Encore outre le prix du bail, le fermier donnera au révérend Bernard Berga, « mestre dels minyons » (Maître des écoles) d’Estagel 2 doubles d’or ou leur équivalent pour la fête de la sainte Marie d’août et 50 livres à l’œuvre de l’église pour le censal que la ville lui fait, et ce le 29 mars et les salaires des consuls et 8 dobles d’or quand elles leur seront nécessaires (6). Notons que pour le contrat de 1682, ce n’est pas Etienne Tixa, pagès d’Estagel, qui obtient le bail, comme l’avait indiqué le crieur public, mais Pere Reynalt, autre pagès d’Estagel, dont le premier était peut être l’homme de paille.
Les consuls et la ville d’Estagel ne seront pas tenus en quoi que ce soit, sauf si les habitants fuient Estagel à cause de  la guerre ou de la peste.

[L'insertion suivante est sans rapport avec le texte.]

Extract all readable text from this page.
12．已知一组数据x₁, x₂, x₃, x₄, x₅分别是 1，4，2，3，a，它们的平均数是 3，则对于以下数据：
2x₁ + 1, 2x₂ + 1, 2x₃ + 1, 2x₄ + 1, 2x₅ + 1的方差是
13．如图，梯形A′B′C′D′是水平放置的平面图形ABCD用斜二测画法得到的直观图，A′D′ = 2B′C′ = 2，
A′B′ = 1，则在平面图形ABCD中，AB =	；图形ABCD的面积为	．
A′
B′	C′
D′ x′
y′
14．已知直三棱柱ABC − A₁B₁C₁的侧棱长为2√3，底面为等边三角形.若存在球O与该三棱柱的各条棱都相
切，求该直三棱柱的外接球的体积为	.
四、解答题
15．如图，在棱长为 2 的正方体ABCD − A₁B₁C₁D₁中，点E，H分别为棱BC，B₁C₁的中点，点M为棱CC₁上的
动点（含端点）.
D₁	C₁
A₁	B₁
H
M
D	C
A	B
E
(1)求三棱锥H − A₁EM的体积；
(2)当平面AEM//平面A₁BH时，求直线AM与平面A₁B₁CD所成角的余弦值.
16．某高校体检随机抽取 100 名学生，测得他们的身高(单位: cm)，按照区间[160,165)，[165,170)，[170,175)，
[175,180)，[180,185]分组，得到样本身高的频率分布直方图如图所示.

Le bail de la pelle du four

La publication du bail se fait pendant 30 jours (7).
Le bail de la pelle du four à cuire le pain débute la veille de celui du four, c’est-à-dire, au XVIIe siècle, le jour de la Saint Mathias (24 février). Au XVIIIe siècle, conformément aux baux du four à pain, il débute aussi la veille du jour de début du bail du four (10 ou 11 mars, selon les années).
Le paiement devra être effectué en deux termes égaux, le premier à la Pentecôte, le second pour la Toussaint, le tout en deniers comptants et en monnaie d’argent (8). Le rentier devra fournir des cautions, et ceux-ci devront être de la juridiction du seigneur de la ville d’Estagel.
Le rentier ne devra pas mettre des roseaux ni du lin sur le dessus du four. S’il le fait et que celui-ci subisse des dommages, il devra les payer à ses dépens.
Le rentier ne pourra pas faire le bois pour alimenter le four, ni personne pour lui (probablement parce que la rente en est attribuée à part). Il devra tenir la porte de la rue du dit four fermée, car dans le cas contraire, si on lui vole le bois, il devra le payer de ses deniers.
En outre, il ne devra pas laisser faire la fournée par une femme.
Si une ou plusieurs fournées se perdent par la faute du fermier (soit que le pain soit cru, soit qu’il soit brûlé), il devra payer tout le pain suivant l’estimation qui en sera faite par les consuls ou après que le clavaire ait vu le pain perdu.
Le fermier ne pourra céder la pelle à qui que ce soit sans le consentement des consuls.
Le rentier devra payer les salaires du crieur et du notaire en sus du bail, ainsi qu’une somme de 3 doubles d’or qu’il devra donner au consuls le 15 mars suivant le début du bail (baux des années 1682 et 1683) (9).
Le fermier sera obligé de passer deux fois le balai à l’endroit seulement où se met le pain blanc. Il sera aussi obligé de fermer les deux bouches du four avec des chiffons entourés autour avec de la cendre mouillée à la fin des fournées de chaque jour.
Le fermier sera tenu d’entretenir deux clés: celle de la porte du four et celle d’une armoire.
Le fermier sera également tenu de ramoner ou faire ramoner les cheminées des fours tous les trois mois.
Les consuls et la ville d’Estagel ne seront pas tenus en quoi que ce soit par « estérilitat de temps » (famine), sauf si les habitants fuient Estagel à cause de  la guerre ou de la peste.
Enfin, 8 jours avant la fête du Corpus Christi, il devra donner 4 (10) livres de cire blanche pour illuminer le Saint Sacrement. Dans le bail de 1753, la cire devra être livrée le dimanche avant la fête des Quarante Heures (11)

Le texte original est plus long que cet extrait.